BUSINESS CONTINUITY AND DISATER RECOVERY

INTRODUCTION

Business continuity is the capability of an enterprise to stay online and deliver products and services during disruptive events, such as natural disasters, cyberattacks and communication failures. The core of this concept is the Business Continuity Plan (BCP), which is a defined strategy that includes every facet of an organization’s operation and details procedures for maintaining business availability. A Disaster Recovery Plan (DRP) is an essential part of a BCP, which applies to the aspects of an organization that depend on a functioning information technology (IT) infrastructure. A DRP aims to help an organization resolve data loss and recover system functionality so that it can perform in the aftermath of an incident, even if it operates at a minimal level.

DEFINITIONS

The following definitions are utilized throughout the Business Continuity and Disaster Recovery Plan (collectively referred to as BCDRP):

• Disaster: Any event that is significant enough to crucially disrupt or completely stop critical business operations for a potentially extended duration. Types of disasters may include:

  • Natural disasters, such as hurricanes, tornadoes, floods, etc.

  • Cyber-attacks such as distributed denial of service

  • System failure

  • Pandemics, such as COVID

  • Any loss of utility service (power, water)

  • Terrorist attacks

• Threat Analysis: The identification of potential disruptions, along with potential damage they can cause to affected resources. Examples include but are not limited to power outages, employee illness, cyber-attacks, vendor error, natural disasters, and global pandemics.

• Recovery Time Objective (RTO): The acceptable downtime for critical functions and components, i.e., the maximum time it should take to restore services.

• Recovery Point Objective (RPO): The point in which the state of operations must be restored following a disruption.

• Disaster Recovery Team: A group of individuals who are tasked with developing, documenting, and executing processes and procedures for an organization's data recovery, business continuity, and IT infrastructure in the event of a disaster or failure.

• Business Resumption Plan: A plan to resume business operations including logistics and steps to minimize risks.

• Disaster Recovery Plan: The technical aspect of business continuity planning; the advance planning and preparing necessary to minimize loss and ensure continuity of the critical business functions of an organization in the event of disaster.
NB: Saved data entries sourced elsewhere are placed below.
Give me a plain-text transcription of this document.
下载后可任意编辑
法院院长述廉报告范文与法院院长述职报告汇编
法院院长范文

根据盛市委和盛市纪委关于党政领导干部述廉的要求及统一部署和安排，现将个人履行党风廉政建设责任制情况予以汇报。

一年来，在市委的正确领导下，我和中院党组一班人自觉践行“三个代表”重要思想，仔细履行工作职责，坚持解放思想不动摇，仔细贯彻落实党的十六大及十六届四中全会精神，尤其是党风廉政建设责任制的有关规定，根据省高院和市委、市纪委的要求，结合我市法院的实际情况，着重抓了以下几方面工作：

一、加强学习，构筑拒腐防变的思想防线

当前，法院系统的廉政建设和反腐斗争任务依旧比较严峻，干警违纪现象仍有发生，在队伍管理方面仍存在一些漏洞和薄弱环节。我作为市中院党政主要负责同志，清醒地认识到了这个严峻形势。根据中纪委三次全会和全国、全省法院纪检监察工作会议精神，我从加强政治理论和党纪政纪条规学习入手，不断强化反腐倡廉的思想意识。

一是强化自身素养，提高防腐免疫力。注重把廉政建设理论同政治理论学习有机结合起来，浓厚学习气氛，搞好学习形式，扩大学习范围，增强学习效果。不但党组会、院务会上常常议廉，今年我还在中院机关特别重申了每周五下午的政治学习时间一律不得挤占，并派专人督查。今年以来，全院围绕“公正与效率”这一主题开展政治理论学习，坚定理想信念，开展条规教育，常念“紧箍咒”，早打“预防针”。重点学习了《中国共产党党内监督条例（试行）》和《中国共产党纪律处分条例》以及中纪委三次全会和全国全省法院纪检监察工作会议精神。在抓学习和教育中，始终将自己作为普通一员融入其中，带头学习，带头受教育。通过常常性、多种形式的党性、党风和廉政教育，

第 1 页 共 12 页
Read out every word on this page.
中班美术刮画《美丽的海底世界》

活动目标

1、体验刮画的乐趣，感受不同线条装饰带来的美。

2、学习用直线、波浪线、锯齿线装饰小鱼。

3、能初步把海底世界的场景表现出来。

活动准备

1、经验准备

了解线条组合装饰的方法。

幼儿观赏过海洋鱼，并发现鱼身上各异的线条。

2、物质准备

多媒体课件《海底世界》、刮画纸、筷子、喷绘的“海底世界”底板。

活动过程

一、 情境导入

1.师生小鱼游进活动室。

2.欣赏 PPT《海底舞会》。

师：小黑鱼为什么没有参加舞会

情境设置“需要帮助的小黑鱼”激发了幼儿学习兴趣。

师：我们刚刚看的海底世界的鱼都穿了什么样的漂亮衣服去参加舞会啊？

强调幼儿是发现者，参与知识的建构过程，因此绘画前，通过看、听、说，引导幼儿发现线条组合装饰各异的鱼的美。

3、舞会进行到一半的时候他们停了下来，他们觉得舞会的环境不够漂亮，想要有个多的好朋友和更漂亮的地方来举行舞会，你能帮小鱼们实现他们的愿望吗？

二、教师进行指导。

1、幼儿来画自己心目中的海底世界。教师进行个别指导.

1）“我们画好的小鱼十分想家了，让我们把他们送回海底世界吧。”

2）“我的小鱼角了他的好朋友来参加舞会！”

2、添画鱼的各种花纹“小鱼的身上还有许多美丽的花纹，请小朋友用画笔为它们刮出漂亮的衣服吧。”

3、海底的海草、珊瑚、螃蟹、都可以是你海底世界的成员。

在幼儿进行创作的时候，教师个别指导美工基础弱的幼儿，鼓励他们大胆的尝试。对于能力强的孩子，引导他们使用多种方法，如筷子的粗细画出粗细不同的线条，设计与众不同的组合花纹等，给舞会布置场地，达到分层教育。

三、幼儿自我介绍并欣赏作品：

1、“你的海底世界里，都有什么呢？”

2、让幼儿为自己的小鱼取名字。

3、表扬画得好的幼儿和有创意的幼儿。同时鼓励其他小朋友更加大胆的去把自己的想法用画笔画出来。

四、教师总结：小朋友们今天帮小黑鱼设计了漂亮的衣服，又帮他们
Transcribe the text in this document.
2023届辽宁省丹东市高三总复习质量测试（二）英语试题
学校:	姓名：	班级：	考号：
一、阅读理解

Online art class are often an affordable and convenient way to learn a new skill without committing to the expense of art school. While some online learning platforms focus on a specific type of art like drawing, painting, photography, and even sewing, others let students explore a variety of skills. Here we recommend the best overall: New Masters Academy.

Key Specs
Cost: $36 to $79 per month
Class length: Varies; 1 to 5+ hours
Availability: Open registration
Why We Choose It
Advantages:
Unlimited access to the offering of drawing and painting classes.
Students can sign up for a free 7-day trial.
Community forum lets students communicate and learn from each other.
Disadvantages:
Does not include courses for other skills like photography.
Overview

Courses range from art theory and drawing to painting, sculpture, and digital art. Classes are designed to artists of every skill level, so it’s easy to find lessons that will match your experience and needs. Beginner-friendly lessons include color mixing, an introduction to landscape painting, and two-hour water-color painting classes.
• Communications Plan: The plan to communicate with employees, vendors, consultants, customers, service providers, and the media with the goal of avoiding or minimizing damage to the organization's profitability, reputation, or ability to operate.

PURPOSE

The Kredit Financial Inc. (Kredit) BCDRP describes the preparations and actions to be followed in the event of a disaster that is caused by factors beyond our control to restore services for its clients to the widest extent possible in a minimum time frame.

PLAN OBJECTIVES

The objective of Kredit’s BCDRP is to:

• Ensure high availability of our business-critical processes/services in the event of a disaster

• Protect systems and data from physical and environmental threats to prevent loss, damage, theft, or compromise of assets and limit interruption to critical activities

• Serve as a guide for the Kredit Recovery Team

• Provide procedures and resources needed to assist in recovery

SCOPE

This plan covers all critical business operations that have:

• Business requirements to ensure continuity of services

• Material risk of service failures

• Contractual or client requirements

Kredit is a remote-first organization with employees located throughout the United States. Kredit’s technology infrastructure is cloud-based, utilizing the Amazon Web Services (AWS) cloud environment. Given the reliance on AWS, Kredit also relies on Amazon's own internal BCDR testing of its own environment, including physical security, backup capacity, and disaster recovery plans and procedures. These items are not within the scope of Kredit’s BCDRP.

RECOVERY TEAM (RT)

Kredit’s RT is comprised of the following individuals:

• Chief Technology Officer (RT Coordinator)

• Principal Engineer

• Chief Compliance Officer

• Chief Executive Officer

RT RESPONSIBILITIES

The RT is responsible for the following:

• The RT Coordinator shall ensure that the RT Contact List (Appendix A) reflects the most current contact information for each member of the team.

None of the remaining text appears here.